Broad chemical characteristics of sedimentary rocks from the Buller and Takaka Terranes have been examined, and provenance and tectonic setting inferred, using whole‐rock major and trace element data from 208 samples. Buller Terrane rocks west of the Karamea Batholith (Greenland Group) have chemistry typical of turbidite sediments deposited at a weathered passive continental margin. Bulk chemical characteristics confirm earlier work, except that a small spatial chemical variation is seen, consistent with the presence of a small volcanogenic component in the south, decreasing to the north. East of the batholith, compositions of the Webb and Roaring Lion Formations overlap with those of the western Buller rocks, supporting equivalence (at least in part) with the Greenland Group. Passive margin chemical characteristics are maintained throughout the succeeding Ordovician formations.
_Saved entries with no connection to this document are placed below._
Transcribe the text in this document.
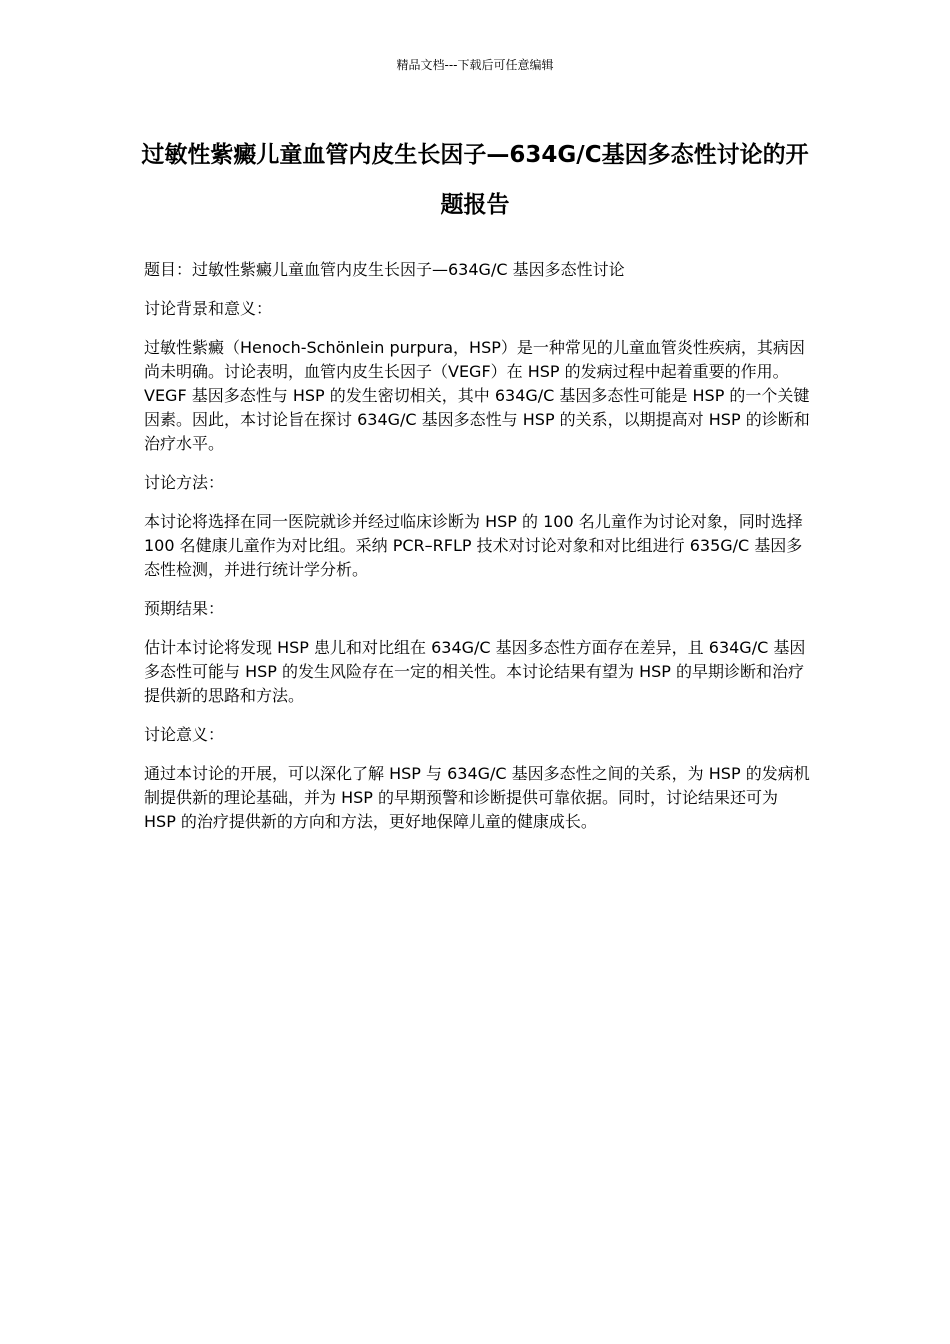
精品文档---下载后可任意编辑
过敏性紫癜儿童血管内皮生长因子—634G/C基因多态性讨论的开题报告

题目：过敏性紫癜儿童血管内皮生长因子—634G/C 基因多态性讨论

讨论背景和意义：

过敏性紫癜（Henoch-Schönlein purpura，HSP）是一种常见的儿童血管炎性疾病，其病因尚未明确。讨论表明，血管内皮生长因子（VEGF）在 HSP 的发病过程中起着重要的作用。VEGF 基因多态性与 HSP 的发生密切相关，其中 634G/C 基因多态性可能是 HSP 的一个关键因素。因此，本讨论旨在探讨 634G/C 基因多态性与 HSP 的关系，以期提高对 HSP 的诊断和治疗水平。

讨论方法：

本讨论将选择在同一医院就诊并经过临床诊断为 HSP 的 100 名儿童作为讨论对象，同时选择 100 名健康儿童作为对比组。采纳 PCR–RFLP 技术对讨论对象和对比组进行 635G/C 基因多态性检测，并进行统计学分析。

预期结果：

估计本讨论将发现 HSP 患儿和对比组在 634G/C 基因多态性方面存在差异，且 634G/C 基因多态性可能与 HSP 的发生风险存在一定的相关性。本讨论结果有望为 HSP 的早期诊断和治疗提供新的思路和方法。

讨论意义：

通过本讨论的开展，可以深化了解 HSP 与 634G/C 基因多态性之间的关系，为 HSP 的发病机制提供新的理论基础，并为 HSP 的早期预警和诊断提供可靠依据。同时，讨论结果还可为 HSP 的治疗提供新的方向和方法，更好地保障儿童的健康成长。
Within the Takaka Terrane there are sharp contrasts in chemistry between the Cambrian and post‐Cambrian (Ordovician—Silurian) successions. Cambrian formations have low SiO2/Al2O3, K2O/Na2O, Chemical Index of Alteration (CIA), Th/Sc and Ce/Sc ratios, and high Ti/Zr and V/La ratios. These features, together with provenance discriminant scores and enrichments in elements linked with mafic minerals, are compatible with deposition adjacent to an active volcanic arc. In the post‐Cambrian units, element abundances and indices change systematically up the column, consistent with cessation of arc activity and influx of quartzose clastic detritus in a passive margin setting.

Chemistry of samples in the Ordovician interval common to both Buller and Takaka Terranes is similar, indicating that the rocks probably both had Gondwana sources. Small anomalies, however, suggest that the two terranes may have had discrete source regions at the Gondwana margin.